OK, so let's look at the picture of my computer above, start at the top and work our way down.

  • Desktop - these are the items that you see on your computer desktop, or what you see on the screen. Those little pictures you see on the screen are called icons, and they represent the program that they will run. The icon is not the actual program, the program is installed on your computer's hard drive. The icon is just a shortcut to the program, which means it just points to the part of the program that will start it up for you. That's why if you delete one of these icons from your desktop you are not actually getting rid of the program. All you're doing is removing the picture shortcut from your desktop, the actual program is still alive and well on your hard drive.
  • My Documents - this is the default directory target for most computer programs. If you create a document in Microsoft Word, and click on the Save icon or select File -> Save from the menu it will most likely try to save the file here. If you've lost a file this is a good place to start looking. This is also the folder that is typically the most disorganized mess on anyone's computer, mine included. The thing you need to remember about My Documents is that each user on your computer has their own My Documents. If you look at the bottom of the picture above you will see another folder called My Documents, which is under the user dcanfield on this computer. This folder is where the actual files are stored, the other one at the top is just a shortcut to this one. If you have multiple users on your computer they will each get their own My Documents folder when they log on to the computer. The shortcut at the top will point to their My Documents folder, not yours.
  • My Computer - a visual representation of the hardware inside your computer. This may show other things liked mapped network drives, but we're going to breeze over that for now.
  • 3 1/2 Floppy (A:) - your floppy drive, where you can copy files to and from on small floppy disks. Not used as much these days, folks usually just e-mail files or copy them to USB drives that have considerably more storage capacity.
  • Local Disk (C:) - the primary hard drive inside your computer. Yours may not say 'Local Disk', as you can rename this to almost anything you want. This is the default set up though, and should look close to what you have.

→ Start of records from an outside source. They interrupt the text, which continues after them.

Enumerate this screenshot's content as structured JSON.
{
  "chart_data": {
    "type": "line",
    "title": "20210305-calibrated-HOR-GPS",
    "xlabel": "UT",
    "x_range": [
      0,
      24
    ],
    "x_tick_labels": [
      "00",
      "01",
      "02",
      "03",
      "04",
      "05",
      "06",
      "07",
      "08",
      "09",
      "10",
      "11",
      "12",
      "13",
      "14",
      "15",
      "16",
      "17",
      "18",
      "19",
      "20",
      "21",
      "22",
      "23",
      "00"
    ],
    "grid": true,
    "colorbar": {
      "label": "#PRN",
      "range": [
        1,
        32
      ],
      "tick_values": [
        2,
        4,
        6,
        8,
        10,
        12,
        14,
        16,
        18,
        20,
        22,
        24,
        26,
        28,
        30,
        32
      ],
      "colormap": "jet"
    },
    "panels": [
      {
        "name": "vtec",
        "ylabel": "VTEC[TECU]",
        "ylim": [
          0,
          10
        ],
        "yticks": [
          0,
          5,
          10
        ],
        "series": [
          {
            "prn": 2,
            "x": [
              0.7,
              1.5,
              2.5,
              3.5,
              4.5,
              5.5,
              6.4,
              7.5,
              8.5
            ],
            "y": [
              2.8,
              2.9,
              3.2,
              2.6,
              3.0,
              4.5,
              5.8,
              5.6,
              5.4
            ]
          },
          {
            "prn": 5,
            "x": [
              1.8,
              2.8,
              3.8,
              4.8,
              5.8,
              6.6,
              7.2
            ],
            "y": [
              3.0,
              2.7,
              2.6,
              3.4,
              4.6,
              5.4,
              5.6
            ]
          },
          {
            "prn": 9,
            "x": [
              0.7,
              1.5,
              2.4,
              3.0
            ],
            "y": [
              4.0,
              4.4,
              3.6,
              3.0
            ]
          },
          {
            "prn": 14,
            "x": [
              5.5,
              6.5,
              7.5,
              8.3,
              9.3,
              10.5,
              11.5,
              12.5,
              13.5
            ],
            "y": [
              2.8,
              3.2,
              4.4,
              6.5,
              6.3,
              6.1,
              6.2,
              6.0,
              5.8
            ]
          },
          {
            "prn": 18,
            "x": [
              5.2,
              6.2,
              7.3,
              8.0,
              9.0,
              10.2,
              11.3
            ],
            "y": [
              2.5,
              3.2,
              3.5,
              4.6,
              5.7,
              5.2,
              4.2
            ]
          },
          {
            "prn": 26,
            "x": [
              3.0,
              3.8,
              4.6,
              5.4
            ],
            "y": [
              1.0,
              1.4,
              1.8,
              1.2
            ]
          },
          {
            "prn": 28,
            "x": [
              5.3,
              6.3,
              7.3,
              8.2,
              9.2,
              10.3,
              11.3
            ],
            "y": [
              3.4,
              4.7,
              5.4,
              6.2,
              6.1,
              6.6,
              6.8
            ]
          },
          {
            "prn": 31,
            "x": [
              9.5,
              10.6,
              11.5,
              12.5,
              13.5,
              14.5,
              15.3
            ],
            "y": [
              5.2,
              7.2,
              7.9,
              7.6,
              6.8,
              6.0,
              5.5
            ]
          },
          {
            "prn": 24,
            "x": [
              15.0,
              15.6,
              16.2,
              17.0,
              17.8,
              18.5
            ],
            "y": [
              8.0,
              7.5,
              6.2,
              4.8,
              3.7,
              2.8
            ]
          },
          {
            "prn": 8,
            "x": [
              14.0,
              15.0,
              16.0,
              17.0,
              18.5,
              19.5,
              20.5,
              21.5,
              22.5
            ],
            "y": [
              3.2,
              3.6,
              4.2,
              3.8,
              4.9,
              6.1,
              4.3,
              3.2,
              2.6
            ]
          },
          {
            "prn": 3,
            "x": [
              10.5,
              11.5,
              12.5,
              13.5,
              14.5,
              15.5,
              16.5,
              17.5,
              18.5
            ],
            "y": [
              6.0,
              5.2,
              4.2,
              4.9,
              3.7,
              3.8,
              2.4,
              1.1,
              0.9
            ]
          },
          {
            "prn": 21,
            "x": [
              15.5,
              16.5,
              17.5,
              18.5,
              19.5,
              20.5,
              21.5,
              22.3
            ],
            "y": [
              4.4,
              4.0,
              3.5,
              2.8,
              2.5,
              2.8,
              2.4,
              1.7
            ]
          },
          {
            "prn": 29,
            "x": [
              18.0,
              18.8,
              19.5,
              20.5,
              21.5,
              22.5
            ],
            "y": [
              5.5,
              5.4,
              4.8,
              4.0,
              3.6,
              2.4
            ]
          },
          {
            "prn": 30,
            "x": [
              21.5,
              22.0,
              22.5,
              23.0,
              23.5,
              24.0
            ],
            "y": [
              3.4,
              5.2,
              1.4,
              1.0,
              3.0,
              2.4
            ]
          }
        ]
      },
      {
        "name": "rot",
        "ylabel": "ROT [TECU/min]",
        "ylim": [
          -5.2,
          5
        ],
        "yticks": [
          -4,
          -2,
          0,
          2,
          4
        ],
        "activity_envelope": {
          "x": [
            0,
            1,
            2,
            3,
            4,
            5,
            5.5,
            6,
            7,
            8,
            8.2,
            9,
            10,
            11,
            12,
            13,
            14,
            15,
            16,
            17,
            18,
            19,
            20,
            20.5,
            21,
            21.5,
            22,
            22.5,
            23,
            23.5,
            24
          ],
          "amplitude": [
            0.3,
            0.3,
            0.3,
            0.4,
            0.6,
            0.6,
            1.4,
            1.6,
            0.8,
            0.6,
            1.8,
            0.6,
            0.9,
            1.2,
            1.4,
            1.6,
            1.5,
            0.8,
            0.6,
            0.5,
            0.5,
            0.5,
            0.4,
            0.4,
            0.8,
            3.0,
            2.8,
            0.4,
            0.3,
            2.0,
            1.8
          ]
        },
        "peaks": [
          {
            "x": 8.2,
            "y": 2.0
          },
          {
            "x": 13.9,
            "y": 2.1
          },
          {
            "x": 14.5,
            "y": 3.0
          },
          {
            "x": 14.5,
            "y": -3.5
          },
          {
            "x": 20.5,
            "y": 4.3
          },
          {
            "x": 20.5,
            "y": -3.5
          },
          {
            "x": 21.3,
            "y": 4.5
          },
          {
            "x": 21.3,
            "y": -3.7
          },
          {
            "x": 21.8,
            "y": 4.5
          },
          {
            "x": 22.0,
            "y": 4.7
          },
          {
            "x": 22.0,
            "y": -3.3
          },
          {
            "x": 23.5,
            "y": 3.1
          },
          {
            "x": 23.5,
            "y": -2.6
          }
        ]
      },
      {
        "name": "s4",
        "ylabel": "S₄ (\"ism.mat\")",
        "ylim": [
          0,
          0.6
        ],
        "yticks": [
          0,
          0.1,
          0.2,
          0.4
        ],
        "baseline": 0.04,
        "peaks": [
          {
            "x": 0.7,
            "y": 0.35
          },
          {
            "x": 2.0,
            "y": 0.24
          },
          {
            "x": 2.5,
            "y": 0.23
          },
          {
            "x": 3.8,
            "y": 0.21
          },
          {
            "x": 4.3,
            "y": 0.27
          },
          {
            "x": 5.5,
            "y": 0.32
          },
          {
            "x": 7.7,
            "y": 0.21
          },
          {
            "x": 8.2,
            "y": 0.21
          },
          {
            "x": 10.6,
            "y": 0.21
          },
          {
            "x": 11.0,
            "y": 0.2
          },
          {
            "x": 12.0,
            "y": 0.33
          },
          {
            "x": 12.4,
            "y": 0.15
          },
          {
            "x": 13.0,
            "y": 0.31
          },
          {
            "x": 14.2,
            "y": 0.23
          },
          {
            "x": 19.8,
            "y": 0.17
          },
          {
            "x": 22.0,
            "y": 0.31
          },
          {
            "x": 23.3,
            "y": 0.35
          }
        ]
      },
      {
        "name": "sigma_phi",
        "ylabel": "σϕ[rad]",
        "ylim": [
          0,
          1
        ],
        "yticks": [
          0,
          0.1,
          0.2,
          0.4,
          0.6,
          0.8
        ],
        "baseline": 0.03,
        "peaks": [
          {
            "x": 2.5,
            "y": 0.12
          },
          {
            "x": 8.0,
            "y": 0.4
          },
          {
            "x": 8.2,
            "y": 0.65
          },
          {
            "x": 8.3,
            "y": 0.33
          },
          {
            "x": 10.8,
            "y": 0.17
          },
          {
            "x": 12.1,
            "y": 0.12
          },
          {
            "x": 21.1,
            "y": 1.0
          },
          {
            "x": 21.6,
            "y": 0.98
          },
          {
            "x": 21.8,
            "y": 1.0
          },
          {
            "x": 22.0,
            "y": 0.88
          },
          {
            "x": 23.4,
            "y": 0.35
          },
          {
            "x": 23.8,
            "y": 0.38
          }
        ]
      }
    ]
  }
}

When you click on an item in the left pane the contents of that item will be shown in the right pane. Clicking on one of the little [+] signs next to a directory in the left pane will expand that directory, showing all of the other directories that it contains. If it does not contain any sub-directories it will have nothing there. If it is already expanded it will show a [-] sign instead. If you would like to quickly collapse all of the directories in the left pane simply click once on the Local Disk (C:) and then press the [-] sign on your keypad. Alternatively, pressing the [+] sign on the keypad will expand the directories, but only down a couple of levels.